2.2. Wenn der Kläger erstmals im Rekurs und Revisionsrekurs entsprechende Behauptungen nachzuholen versucht, indem er geltend macht, das Gerichtssachverständigengutachten habe auf unvollständigen Grundlagen beruht, weil es ohne Einholung eines Allergietests erstellt worden sei, ist dieses Vorbringen nicht nur wegen des im Rekurs‑ und Revisionsrekursverfahrens geltenden Neuerungsverbots nicht zu berücksichtigen (10 ObS 104/06a), sondern auch schon im Hinblick darauf, dass im Vorprüfungsverfahren nach § 538 ZPO eine Schlüssigkeitsprüfung der Wiederaufnahmsklage vorzunehmen ist. Es ist die Richtigkeit der Klagebehauptungen zu unterstellen und auf dieser Grundlage eine rechtliche Beurteilung dahin vorzunehmen, ob der Rechtsmittelklage Erfolg beschieden sein würde. Ergibt die Prüfung, dass die Klage schon aufgrund des eigenen Vorbringens des Klägers aus rechtlichen Erwägungen oder wegen absoluter Untauglichkeit des Rechtsmittelklagegrundes erfolglos bleiben müsste, so ist sie unschlüssig und daher iSd § 538 ZPO unzulässig (RIS‑Justiz RS0044631; Jelinek in Fasching/Konecny 2 § 538 ZPO Rz 5).
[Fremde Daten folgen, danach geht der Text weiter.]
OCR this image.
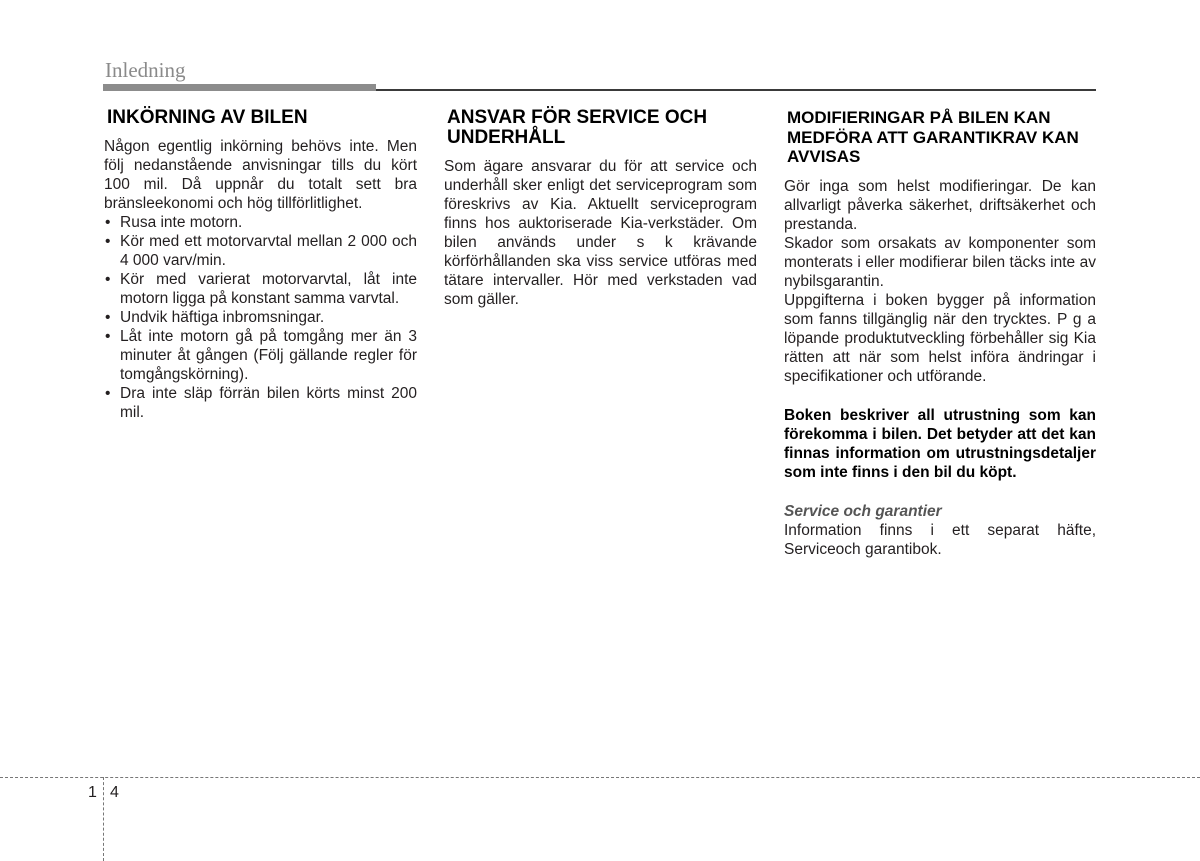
Inledning
INKÖRNING AV BILEN

Någon egentlig inkörning behövs inte. Men följ nedanstående anvisningar tills du kört 100 mil. Då uppnår du totalt sett bra bränsleekonomi och hög tillförlitlighet.

• Rusa inte motorn.
• Kör med ett motorvarvtal mellan 2 000 och 4 000 varv/min.
• Kör med varierat motorvarvtal, låt inte motorn ligga på konstant samma varvtal.
• Undvik häftiga inbromsningar.
• Låt inte motorn gå på tomgång mer än 3 minuter åt gången (Följ gällande regler för tomgångskörning).
• Dra inte släp förrän bilen körts minst 200 mil.
ANSVAR FÖR SERVICE OCH UNDERHÅLL

Som ägare ansvarar du för att service och underhåll sker enligt det serviceprogram som föreskrivs av Kia. Aktuellt serviceprogram finns hos auktoriserade Kia-verkstäder. Om bilen används under s k krävande körförhållanden ska viss service utföras med tätare intervaller. Hör med verkstaden vad som gäller.

MODIFIERINGAR PÅ BILEN KAN MEDFÖRA ATT GARANTIKRAV KAN AVVISAS

Gör inga som helst modifieringar. De kan allvarligt påverka säkerhet, driftsäkerhet och prestanda.

Skador som orsakats av komponenter som monterats i eller modifierar bilen täcks inte av nybilsgarantin.

Uppgifterna i boken bygger på information som fanns tillgänglig när den trycktes. P g a löpande produktutveckling förbehåller sig Kia rätten att när som helst införa ändringar i specifikationer och utförande.

Boken beskriver all utrustning som kan förekomma i bilen. Det betyder att det kan finnas information om utrustningsdetaljer som inte finns i den bil du köpt.

Service och garantier

Information finns i ett separat häfte, Serviceoch garantibok.

1 4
3. Nach ständiger Rechtsprechung steht der im Vorprüfungsverfahren über eine Rechtsmittelklage gemäß § 538 Abs 1 ZPO angeordnete Ausschluss einer öffentlichen mündlichen Verhandlung mit den nach Art 6 Abs 1 EMRK erforderlichen Verfahrensgarantien im Einklang. Gemäß § 526 Abs 1 ZPO bedarf es dann auch in höherer Instanz keiner öffentlichen mündlichen Verhandlung, um über die Berechtigung eines Rechtsmittels gegen einen Beschluss des Erstgerichts, mit dem die Rechtsmittelklage im Vorprüfungsverfahren zurückgewiesen wurde, konventionsgemäß abzusprechen. Dies ist darin begründet, dass im Revisionsverfahren (Rekursverfahren) – in den durch die Rechtsnatur dieses Verfahrens gezogenen Grenzen – eine uneingeschränkte Prüfungskompetenz gegeben ist (RIS‑Justiz RS0118298).
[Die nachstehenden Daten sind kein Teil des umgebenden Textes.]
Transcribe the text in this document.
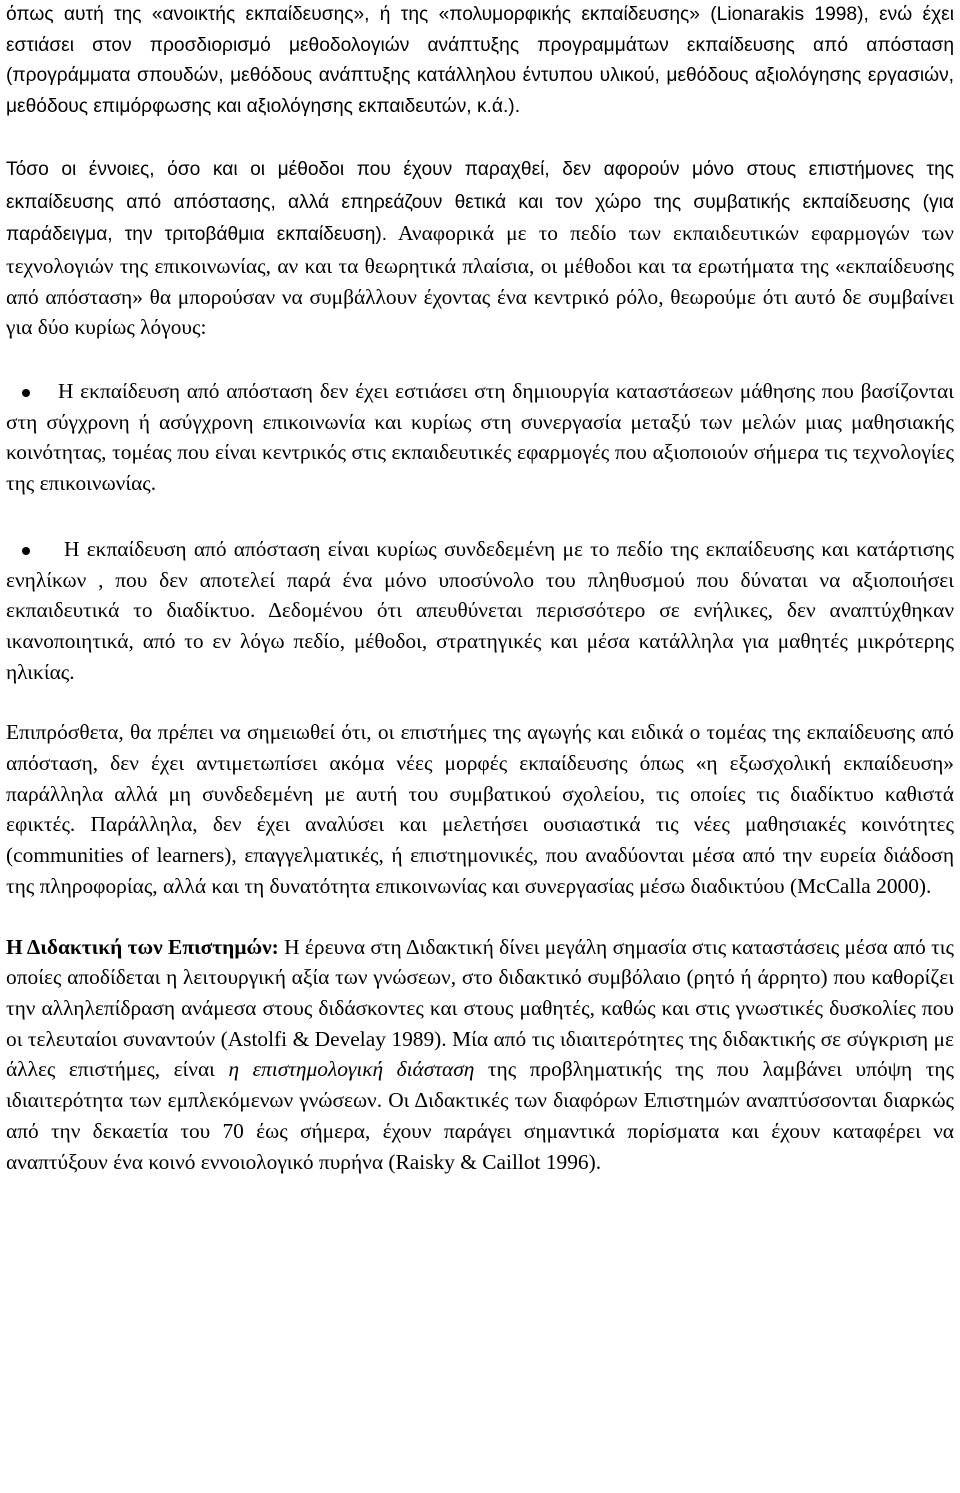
όπως αυτή της «ανοικτής εκπαίδευσης», ή της «πολυμορφικής εκπαίδευσης» (Lionarakis 1998), ενώ έχει εστιάσει στον προσδιορισμό μεθοδολογιών ανάπτυξης προγραμμάτων εκπαίδευσης από απόσταση (προγράμματα σπουδών, μεθόδους ανάπτυξης κατάλληλου έντυπου υλικού, μεθόδους αξιολόγησης εργασιών, μεθόδους επιμόρφωσης και αξιολόγησης εκπαιδευτών, κ.ά.).

Τόσο οι έννοιες, όσο και οι μέθοδοι που έχουν παραχθεί, δεν αφορούν μόνο στους επιστήμονες της εκπαίδευσης από απόστασης, αλλά επηρεάζουν θετικά και τον χώρο της συμβατικής εκπαίδευσης (για παράδειγμα, την τριτοβάθμια εκπαίδευση). Αναφορικά με το πεδίο των εκπαιδευτικών εφαρμογών των τεχνολογιών της επικοινωνίας, αν και τα θεωρητικά πλαίσια, οι μέθοδοι και τα ερωτήματα της «εκπαίδευσης από απόσταση» θα μπορούσαν να συμβάλλουν έχοντας ένα κεντρικό ρόλο, θεωρούμε ότι αυτό δε συμβαίνει για δύο κυρίως λόγους:

Η εκπαίδευση από απόσταση δεν έχει εστιάσει στη δημιουργία καταστάσεων μάθησης που βασίζονται στη σύγχρονη ή ασύγχρονη επικοινωνία και κυρίως στη συνεργασία μεταξύ των μελών μιας μαθησιακής κοινότητας, τομέας που είναι κεντρικός στις εκπαιδευτικές εφαρμογές που αξιοποιούν σήμερα τις τεχνολογίες της επικοινωνίας.

Η εκπαίδευση από απόσταση είναι κυρίως συνδεδεμένη με το πεδίο της εκπαίδευσης και κατάρτισης ενηλίκων , που δεν αποτελεί παρά ένα μόνο υποσύνολο του πληθυσμού που δύναται να αξιοποιήσει εκπαιδευτικά το διαδίκτυο. Δεδομένου ότι απευθύνεται περισσότερο σε ενήλικες, δεν αναπτύχθηκαν ικανοποιητικά, από το εν λόγω πεδίο, μέθοδοι, στρατηγικές και μέσα κατάλληλα για μαθητές μικρότερης ηλικίας.

Επιπρόσθετα, θα πρέπει να σημειωθεί ότι, οι επιστήμες της αγωγής και ειδικά ο τομέας της εκπαίδευσης από απόσταση, δεν έχει αντιμετωπίσει ακόμα νέες μορφές εκπαίδευσης όπως «η εξωσχολική εκπαίδευση» παράλληλα αλλά μη συνδεδεμένη με αυτή του συμβατικού σχολείου, τις οποίες τις διαδίκτυο καθιστά εφικτές. Παράλληλα, δεν έχει αναλύσει και μελετήσει ουσιαστικά τις νέες μαθησιακές κοινότητες (communities of learners), επαγγελματικές, ή επιστημονικές, που αναδύονται μέσα από την ευρεία διάδοση της πληροφορίας, αλλά και τη δυνατότητα επικοινωνίας και συνεργασίας μέσω διαδικτύου (McCalla 2000).

Η Διδακτική των Επιστημών: Η έρευνα στη Διδακτική δίνει μεγάλη σημασία στις καταστάσεις μέσα από τις οποίες αποδίδεται η λειτουργική αξία των γνώσεων, στο διδακτικό συμβόλαιο (ρητό ή άρρητο) που καθορίζει την αλληλεπίδραση ανάμεσα στους διδάσκοντες και στους μαθητές, καθώς και στις γνωστικές δυσκολίες που οι τελευταίοι συναντούν (Astolfi & Develay 1989). Μία από τις ιδιαιτερότητες της διδακτικής σε σύγκριση με άλλες επιστήμες, είναι η επιστημολογική διάσταση της προβληματικής της που λαμβάνει υπόψη της ιδιαιτερότητα των εμπλεκόμενων γνώσεων. Οι Διδακτικές των διαφόρων Επιστημών αναπτύσσονται διαρκώς από την δεκαετία του 70 έως σήμερα, έχουν παράγει σημαντικά πορίσματα και έχουν καταφέρει να αναπτύξουν ένα κοινό εννοιολογικό πυρήνα (Raisky & Caillot 1996).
4. Wenn die Vorinstanzen im vorliegenden Fall die Wiederaufnahmsklage bereits im Vorprüfungsverfahren gemäß § 538 Abs 1 ZPO zurückgewiesen haben, steht dies im Einklang mit den dargelegten Grundsätzen der Rechtsprechung.
Einer weiteren Begründung bedarf dieser Beschluss nicht (insbesondere auch nicht zur Frage des mangelnden Verschuldens iSd § 530 Abs 2 ZPO).